Apenas mais um...

Tem um certo tempo que pensamos em nossas famílias como um lar intocável pelos sentimentos naturalmente humanos como a ganância e a inveja. Este tempo dura toda a nossa infância, e muitas vezes ultrapassa esses tempos até ficarmos adultos. O garoto da minha história estava no tempo de ver os fatos e não ignorá-los. Aos poucos começou a ver fatos que começaram a fazer sua mente formar uma nova imagem de sua família, uma imagem mais humana de fato, ou seja, cheia de falhas.

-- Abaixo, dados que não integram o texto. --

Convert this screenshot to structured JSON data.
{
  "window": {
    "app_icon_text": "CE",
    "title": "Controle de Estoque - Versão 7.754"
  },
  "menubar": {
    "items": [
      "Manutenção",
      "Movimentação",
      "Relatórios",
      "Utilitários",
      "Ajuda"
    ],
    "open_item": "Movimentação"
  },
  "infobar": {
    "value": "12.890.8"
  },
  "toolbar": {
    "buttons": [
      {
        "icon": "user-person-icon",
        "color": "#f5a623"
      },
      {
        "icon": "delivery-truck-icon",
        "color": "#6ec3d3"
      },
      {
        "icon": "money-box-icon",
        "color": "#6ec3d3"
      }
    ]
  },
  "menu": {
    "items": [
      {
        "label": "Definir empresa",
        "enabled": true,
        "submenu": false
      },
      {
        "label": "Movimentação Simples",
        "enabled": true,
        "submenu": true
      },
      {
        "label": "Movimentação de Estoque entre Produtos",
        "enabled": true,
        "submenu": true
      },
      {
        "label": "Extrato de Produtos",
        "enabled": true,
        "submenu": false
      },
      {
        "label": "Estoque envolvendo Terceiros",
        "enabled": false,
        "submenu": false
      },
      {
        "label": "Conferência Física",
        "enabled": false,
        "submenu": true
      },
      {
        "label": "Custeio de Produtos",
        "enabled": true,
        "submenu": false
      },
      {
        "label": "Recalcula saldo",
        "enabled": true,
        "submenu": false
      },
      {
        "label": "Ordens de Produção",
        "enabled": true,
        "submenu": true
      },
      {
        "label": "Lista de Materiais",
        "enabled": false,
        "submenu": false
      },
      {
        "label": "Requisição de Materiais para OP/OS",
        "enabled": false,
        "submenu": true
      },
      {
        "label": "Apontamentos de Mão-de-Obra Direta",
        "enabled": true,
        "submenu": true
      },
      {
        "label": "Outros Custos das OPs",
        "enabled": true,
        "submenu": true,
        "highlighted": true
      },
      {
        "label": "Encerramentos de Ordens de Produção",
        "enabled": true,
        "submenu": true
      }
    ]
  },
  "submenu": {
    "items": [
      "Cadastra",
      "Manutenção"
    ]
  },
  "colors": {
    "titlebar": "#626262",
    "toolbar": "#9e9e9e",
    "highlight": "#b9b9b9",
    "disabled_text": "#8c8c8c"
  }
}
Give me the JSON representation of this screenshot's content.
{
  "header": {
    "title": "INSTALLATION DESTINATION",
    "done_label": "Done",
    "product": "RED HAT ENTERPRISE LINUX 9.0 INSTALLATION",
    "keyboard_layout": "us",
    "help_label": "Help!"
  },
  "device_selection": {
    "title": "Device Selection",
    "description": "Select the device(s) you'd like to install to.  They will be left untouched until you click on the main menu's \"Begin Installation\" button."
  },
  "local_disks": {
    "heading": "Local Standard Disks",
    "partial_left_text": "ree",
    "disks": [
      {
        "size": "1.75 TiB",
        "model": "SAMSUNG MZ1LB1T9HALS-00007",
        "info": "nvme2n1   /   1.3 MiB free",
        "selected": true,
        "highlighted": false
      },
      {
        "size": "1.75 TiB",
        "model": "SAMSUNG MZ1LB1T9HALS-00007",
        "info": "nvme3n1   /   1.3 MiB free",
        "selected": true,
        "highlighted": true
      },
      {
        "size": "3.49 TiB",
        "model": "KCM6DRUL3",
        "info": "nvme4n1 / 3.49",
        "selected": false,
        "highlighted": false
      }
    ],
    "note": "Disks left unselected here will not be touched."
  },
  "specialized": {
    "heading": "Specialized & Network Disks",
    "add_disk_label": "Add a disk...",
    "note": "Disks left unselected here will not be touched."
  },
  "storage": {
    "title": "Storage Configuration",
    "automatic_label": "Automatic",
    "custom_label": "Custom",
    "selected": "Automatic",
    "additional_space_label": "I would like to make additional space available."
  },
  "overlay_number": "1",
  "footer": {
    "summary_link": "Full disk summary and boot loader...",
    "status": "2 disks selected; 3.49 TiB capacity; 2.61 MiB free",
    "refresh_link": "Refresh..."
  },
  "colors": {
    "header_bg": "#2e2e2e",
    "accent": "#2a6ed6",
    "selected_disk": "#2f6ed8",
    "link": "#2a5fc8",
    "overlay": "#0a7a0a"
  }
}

Entre diversos fatos que o fizeram pensar melhor sobre a humanidade, três se destacaram em sua mente. O primeiro que veio a ocorrer foi um com sua irmã mais velha e uma amiga dela. No dia em que ocorreu tal acontecimento, andava pela casa com seu novo jogo de gameboy.

- Não se preocupe. Aquela vadia vai perder o namorado por ter ficado com o seu ex... Só precisamos saber quem é o novo dela... – comentava sua irmã para uma amiga.

Não demorou até uma outra garota aparecer e ir na direção das duas. Ambas forçaram um sorriso convincente, e a irmã dele foi logo perguntando de forma animada: “Já vai nos contar quem é?”.

Sempre soube que sua irmã tinha algum desvio moral, então nenhuma surpresa até aí. O problema piorou quando ouviu uma conversa de sua mãe na cozinha.

- O bolo está pronto! Vamos levar para a nova vizinha! – falou excitada para a outra, que estava logo a seu lado, olhando pela janela.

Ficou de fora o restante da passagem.